Termos em deverá o presente recurso excepcional ser admitido, revogando-se o acórdão recorrido, cumprindo-se desta forma a lei e fazendo-se JUSTIÇA».

7. O Réu “Município de Águeda”, aqui Recorrido, para o efeito notificado, não apresentou contra-alegações (cfr. fls. 1711 SITAF):

8. O presente recurso de revista foi admitido pelo Acórdão de 18/12/2018 (cfr. fls. 1720 a 1724 SITAF) proferido pela formação de apreciação preliminar deste STA, prevista no nº 5 do art. 150º do CPTA, nos seguintes termos:

«(…) os representados do Autor, funcionários do Município Réu, foram reposicionados no escalão remuneratório por opção da respectiva Câmara sem que esse reposicionamento tivesse decorrido de avaliação de desempenho. Posteriormente, aquela entidade revogou essa deliberação por o Sr. Secretário de Estado da Administração Local ter homologado o parecer dos seus serviços, onde se defendia que, nos termos das citadas normas, o reposicionamento remuneratório dos trabalhadores por opção gestionária só podia decorrer de avaliação de desempenho e esta não tinha sido realizada.

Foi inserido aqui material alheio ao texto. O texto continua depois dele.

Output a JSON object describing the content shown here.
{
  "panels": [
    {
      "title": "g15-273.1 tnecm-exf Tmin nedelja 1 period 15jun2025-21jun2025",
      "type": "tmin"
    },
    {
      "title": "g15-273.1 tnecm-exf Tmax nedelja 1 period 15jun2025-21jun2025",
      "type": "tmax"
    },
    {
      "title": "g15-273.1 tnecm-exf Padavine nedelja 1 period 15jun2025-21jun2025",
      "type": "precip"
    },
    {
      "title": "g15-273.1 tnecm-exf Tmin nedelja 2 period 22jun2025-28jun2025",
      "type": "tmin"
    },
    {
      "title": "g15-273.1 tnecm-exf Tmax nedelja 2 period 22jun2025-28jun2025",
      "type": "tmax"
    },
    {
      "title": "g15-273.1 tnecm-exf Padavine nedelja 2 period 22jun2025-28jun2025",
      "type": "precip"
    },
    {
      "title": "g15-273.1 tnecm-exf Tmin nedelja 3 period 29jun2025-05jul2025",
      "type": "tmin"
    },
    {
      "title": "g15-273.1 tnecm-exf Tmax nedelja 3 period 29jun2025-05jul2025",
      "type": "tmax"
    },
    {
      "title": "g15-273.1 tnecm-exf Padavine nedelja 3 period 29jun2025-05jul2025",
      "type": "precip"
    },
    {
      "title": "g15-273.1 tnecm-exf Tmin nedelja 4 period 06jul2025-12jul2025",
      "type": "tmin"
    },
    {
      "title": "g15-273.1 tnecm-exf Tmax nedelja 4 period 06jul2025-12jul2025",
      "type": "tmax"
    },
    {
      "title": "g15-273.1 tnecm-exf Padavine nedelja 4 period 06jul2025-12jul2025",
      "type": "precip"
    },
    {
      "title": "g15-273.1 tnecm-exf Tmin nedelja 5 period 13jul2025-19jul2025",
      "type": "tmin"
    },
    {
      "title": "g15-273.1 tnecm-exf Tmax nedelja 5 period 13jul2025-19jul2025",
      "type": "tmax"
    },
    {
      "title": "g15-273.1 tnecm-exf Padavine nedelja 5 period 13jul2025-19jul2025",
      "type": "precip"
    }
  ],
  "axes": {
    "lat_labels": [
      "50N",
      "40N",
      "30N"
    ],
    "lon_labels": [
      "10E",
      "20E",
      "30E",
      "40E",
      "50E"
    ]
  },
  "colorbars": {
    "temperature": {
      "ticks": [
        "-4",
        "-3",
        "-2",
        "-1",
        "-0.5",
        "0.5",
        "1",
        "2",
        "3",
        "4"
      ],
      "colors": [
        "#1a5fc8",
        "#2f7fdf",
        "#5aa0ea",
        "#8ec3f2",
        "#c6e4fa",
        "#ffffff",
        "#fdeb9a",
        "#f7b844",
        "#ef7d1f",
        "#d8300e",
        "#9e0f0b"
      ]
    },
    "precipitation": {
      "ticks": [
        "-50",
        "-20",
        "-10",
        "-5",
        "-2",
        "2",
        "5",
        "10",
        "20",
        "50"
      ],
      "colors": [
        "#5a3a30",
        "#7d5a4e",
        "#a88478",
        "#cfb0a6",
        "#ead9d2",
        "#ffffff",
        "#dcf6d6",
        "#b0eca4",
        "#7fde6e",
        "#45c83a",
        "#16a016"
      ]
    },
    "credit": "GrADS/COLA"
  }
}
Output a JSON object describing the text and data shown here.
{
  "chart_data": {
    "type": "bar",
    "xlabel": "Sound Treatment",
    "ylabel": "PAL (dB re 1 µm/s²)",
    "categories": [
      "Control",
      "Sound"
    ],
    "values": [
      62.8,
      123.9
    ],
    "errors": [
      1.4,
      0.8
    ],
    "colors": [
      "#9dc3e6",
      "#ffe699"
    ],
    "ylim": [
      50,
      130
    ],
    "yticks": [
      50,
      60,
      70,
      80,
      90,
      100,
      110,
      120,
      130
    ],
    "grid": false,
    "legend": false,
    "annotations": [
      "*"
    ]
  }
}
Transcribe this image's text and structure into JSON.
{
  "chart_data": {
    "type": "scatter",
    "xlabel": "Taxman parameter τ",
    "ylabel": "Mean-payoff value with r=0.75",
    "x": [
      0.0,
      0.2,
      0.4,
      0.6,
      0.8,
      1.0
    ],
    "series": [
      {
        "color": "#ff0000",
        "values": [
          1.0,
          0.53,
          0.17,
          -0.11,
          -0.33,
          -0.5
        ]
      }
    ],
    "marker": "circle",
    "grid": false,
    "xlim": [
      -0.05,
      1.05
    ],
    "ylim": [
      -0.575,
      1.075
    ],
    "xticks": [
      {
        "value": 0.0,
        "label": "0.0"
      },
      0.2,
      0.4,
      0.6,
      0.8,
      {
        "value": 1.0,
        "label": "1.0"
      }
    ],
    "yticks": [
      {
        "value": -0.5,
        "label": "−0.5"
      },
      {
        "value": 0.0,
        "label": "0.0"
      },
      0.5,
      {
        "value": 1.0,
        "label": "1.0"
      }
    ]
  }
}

O reposicionamento remuneratório dos funcionários por opção gestionária é sempre uma questão relevante, relevância que se acentua quando, como é o caso, o mesmo resulta de decisão decorrente da circunstância do desempenho daqueles não ter sido avaliado por razões que lhe são alheias e do mesmo abranger um elevado número de pessoas.

Como se viu a Administração teve dificuldades em definir uma posição sobre esta problemática e daí as decisões contraditórias do Município Réu. E, de acordo com a alegação do Recorrente, a jurisprudência dos TCAs também não encontrou uma solução unânime nesta matéria, sendo certo, por outro lado, que não se conhecem decisões deste Supremo Tribunal sobre a mesma questão.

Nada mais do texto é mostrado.